Public high school in Taguig, Philippines

Signal Village National High School (SVNHS) is a public high school which is situated in Taguig, Metro Manila, Philippines. It is a DepED Managed urban Secondary Public School located in Taguig, NCR Fourth District. It is one of the biggest school in the city.

== History ==
Signal Village National High School was established in June 1976 by Fort Bonifacio High School (FBHS) Signal ANNEX under Teacher-In-Charge, Clarita B. Manalili with only eight teachers and 175 students.

In 1977, Aida A. Contreras took over as Head Teacher (OIC). She herself together with the parents, teachers and the Signal Village community, improved and developed the needed school facilities like library, canteen and additional classrooms. She retired in June 1994.
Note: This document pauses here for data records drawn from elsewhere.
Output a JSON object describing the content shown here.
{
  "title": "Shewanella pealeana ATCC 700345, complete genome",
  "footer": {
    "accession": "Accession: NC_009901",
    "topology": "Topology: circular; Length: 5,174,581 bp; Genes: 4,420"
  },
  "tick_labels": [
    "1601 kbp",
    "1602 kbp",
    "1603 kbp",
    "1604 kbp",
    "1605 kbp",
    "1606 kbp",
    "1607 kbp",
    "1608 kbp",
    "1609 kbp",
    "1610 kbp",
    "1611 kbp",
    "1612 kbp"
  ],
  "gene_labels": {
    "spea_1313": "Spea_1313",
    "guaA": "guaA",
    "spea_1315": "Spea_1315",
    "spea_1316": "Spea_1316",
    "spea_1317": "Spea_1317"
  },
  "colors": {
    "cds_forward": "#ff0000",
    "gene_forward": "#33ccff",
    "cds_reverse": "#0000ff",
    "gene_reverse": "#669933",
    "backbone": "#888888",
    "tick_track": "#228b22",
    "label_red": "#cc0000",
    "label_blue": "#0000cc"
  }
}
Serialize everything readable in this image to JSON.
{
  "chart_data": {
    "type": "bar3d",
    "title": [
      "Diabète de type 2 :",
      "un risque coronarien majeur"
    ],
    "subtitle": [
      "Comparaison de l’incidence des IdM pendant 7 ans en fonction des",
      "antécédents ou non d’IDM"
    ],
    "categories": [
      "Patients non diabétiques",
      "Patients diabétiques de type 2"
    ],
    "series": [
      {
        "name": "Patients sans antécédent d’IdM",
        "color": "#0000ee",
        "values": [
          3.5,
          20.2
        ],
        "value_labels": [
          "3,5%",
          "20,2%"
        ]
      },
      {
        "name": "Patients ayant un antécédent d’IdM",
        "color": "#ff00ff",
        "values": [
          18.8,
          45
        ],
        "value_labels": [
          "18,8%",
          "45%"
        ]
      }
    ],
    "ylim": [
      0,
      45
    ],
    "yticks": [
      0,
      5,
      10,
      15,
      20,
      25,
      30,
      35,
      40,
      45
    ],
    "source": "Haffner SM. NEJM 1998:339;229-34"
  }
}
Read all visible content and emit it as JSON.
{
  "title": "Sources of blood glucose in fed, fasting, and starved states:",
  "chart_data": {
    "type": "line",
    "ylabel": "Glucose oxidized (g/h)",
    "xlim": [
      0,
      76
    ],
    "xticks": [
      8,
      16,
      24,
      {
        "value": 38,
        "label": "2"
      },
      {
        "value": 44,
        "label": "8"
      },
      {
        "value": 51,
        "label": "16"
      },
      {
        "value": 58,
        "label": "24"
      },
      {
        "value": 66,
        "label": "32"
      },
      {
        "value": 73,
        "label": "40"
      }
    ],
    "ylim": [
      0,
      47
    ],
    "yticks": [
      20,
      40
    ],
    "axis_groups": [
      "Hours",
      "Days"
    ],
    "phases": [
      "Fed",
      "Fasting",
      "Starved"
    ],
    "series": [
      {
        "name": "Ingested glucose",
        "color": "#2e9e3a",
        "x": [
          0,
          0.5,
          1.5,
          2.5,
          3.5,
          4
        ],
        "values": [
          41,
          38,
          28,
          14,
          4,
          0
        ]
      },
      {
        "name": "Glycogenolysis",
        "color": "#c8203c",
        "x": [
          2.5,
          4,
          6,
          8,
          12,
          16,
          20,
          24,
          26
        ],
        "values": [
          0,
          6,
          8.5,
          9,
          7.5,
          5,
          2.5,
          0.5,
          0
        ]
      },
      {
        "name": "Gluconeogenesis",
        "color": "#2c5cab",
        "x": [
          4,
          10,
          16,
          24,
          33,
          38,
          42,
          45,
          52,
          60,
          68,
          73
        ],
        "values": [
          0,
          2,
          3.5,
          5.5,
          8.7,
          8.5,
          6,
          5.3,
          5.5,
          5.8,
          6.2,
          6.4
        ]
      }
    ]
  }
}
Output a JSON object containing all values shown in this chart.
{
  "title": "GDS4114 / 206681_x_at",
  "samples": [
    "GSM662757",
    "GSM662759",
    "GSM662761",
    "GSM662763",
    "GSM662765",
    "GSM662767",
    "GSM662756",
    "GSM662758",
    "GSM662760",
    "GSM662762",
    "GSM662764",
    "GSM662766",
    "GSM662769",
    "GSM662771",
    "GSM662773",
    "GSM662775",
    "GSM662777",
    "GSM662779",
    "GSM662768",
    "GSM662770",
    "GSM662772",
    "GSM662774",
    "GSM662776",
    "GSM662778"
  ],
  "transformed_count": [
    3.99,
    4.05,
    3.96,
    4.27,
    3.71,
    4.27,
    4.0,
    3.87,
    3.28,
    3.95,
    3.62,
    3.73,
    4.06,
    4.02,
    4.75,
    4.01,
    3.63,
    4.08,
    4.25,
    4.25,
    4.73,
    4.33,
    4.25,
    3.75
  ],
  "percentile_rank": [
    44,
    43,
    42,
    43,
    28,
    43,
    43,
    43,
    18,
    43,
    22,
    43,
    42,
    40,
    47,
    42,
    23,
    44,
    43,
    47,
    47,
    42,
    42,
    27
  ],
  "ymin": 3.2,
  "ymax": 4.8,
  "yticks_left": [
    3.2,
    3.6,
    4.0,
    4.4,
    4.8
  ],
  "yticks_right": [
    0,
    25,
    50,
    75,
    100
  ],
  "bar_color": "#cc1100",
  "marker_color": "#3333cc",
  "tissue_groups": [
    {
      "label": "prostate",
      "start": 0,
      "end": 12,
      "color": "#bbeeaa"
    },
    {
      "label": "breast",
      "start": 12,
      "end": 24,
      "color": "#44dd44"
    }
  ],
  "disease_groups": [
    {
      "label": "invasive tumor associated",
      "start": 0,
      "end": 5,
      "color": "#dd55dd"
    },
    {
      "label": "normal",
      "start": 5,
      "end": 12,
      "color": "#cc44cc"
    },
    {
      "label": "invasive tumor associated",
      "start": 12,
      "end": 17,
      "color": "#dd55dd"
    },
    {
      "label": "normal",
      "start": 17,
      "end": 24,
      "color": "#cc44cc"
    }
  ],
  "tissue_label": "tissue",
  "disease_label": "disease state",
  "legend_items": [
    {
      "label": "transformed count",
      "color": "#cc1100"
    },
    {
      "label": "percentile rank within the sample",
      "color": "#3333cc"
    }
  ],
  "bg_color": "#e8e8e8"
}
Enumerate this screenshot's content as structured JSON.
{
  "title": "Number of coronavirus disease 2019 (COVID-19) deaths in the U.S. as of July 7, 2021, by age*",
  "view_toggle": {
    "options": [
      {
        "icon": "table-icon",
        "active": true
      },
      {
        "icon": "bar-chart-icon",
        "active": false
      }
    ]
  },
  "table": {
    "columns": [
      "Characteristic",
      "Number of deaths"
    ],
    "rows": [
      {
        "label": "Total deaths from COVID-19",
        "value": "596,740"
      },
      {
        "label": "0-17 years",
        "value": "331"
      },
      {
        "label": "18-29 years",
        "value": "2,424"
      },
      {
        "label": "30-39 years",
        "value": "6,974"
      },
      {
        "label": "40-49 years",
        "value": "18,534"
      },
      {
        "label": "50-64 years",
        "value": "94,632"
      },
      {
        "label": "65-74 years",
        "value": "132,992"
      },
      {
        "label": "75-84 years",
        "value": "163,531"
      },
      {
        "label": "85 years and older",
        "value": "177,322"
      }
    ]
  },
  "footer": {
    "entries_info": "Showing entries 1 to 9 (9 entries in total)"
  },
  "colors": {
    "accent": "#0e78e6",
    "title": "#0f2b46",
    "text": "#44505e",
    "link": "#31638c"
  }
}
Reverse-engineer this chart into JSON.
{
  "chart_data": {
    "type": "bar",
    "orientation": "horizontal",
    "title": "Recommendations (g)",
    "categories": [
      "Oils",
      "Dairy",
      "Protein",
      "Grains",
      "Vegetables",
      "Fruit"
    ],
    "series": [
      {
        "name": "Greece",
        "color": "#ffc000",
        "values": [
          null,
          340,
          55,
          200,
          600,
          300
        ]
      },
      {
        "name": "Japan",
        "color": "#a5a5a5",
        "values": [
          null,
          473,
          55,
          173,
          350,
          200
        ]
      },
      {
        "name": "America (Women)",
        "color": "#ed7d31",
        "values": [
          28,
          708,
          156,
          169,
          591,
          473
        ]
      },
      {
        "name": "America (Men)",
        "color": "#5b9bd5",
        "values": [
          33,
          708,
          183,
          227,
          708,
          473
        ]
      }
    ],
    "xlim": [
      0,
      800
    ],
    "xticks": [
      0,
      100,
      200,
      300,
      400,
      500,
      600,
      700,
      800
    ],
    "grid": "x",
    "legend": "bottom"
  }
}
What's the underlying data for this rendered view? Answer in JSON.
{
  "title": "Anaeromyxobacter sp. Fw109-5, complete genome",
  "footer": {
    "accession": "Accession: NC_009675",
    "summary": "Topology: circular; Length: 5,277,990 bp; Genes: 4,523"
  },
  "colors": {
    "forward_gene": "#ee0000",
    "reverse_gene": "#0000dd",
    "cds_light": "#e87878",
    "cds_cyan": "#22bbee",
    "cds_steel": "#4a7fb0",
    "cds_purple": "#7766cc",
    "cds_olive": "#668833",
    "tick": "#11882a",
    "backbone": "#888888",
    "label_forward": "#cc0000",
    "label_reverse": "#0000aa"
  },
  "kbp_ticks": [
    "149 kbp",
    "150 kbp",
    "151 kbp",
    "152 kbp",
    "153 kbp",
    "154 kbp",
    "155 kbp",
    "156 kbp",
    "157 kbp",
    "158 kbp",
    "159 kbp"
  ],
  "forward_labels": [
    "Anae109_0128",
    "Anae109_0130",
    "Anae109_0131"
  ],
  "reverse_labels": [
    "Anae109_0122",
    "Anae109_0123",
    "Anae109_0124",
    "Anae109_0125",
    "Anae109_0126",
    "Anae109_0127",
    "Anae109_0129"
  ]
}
Juanita De Vera became the Officer-In-Charge (OIC) when the previous HT/OIC vacated the position because of her retirement. With the help of the teachers, parents and the Philippine Marine residents surrounding the Signal Village area/community the FBHS Signal Annex was gradually improved and developed.

Years passed, Aquilina S. Rivas Division, Schools Division Superintendent of Muntinlupa, Taguig and Pateros (MUNTAPAT) urged and helped the OIC De Vera to separate FBHS Signal Annex since FBHS is located at Makati to Signal Village National High School because of its location which is under Taguig. It was approved by the Secretary of Education Ricardo Gloria with the support of Cong. Dante Tinga as the representative of Taguig – Pateros district then.

Republic Act 8039, an act converting Fort Bonifacio High School Signal Annex into an independent Signal Village National High School was finalized on June 15, 1995. Juanita S. De Vera in retired in 2003. Domingo G. Manimtim replaced the principal retired in 2003. The number of students served by the school rose from 175 students in 1976 to 5821 while the number of teachers became 95 with an increase of 87 teachers.

In August 2007, Diosdado Macapagal High School Signal Annex was established by Manimtim because of its increasing students population. His compulsory retirement at 65 in October 2009 that SVNHS needs a new school administrator/manager.

In January 2010, Eleanor F. Abisado succeeded Manimtim. The student population of 5821 was raised to 9250 students in general including the school Annex. At this time it is considered the biggest high school in the Division of Taguig – Pateros (TAPAT) Taguig City. The school management acquired additional school buildings from both local and national government. The Department of Education (DepEd) ICT project /program which was spearheaded by Signal Village National High School. It as accepted DepEd's primary donation of 150 computer units for its priority project, the iCT. In 2011, the school offers Technical/Vocational courses through Senator Rene Cayetano Companero (SRCC) technological skills based from (TESDA) which was initiated by Senator Alan Peter Cayetano. Catering all interested parents, drop-out students and Signal Village National High School (SVNHS) students.

Following the death of Eleanor Abisado in January 2014, Education Program Supervisor Arlie I Belaro was appointed as Officer-In-Charge.

Last June 2019, the public school boasted its new building with 21 fully air-conditioned classrooms, cyberlaboratory with 26 iMac computers and a “Hope Center” for 24/7 counseling.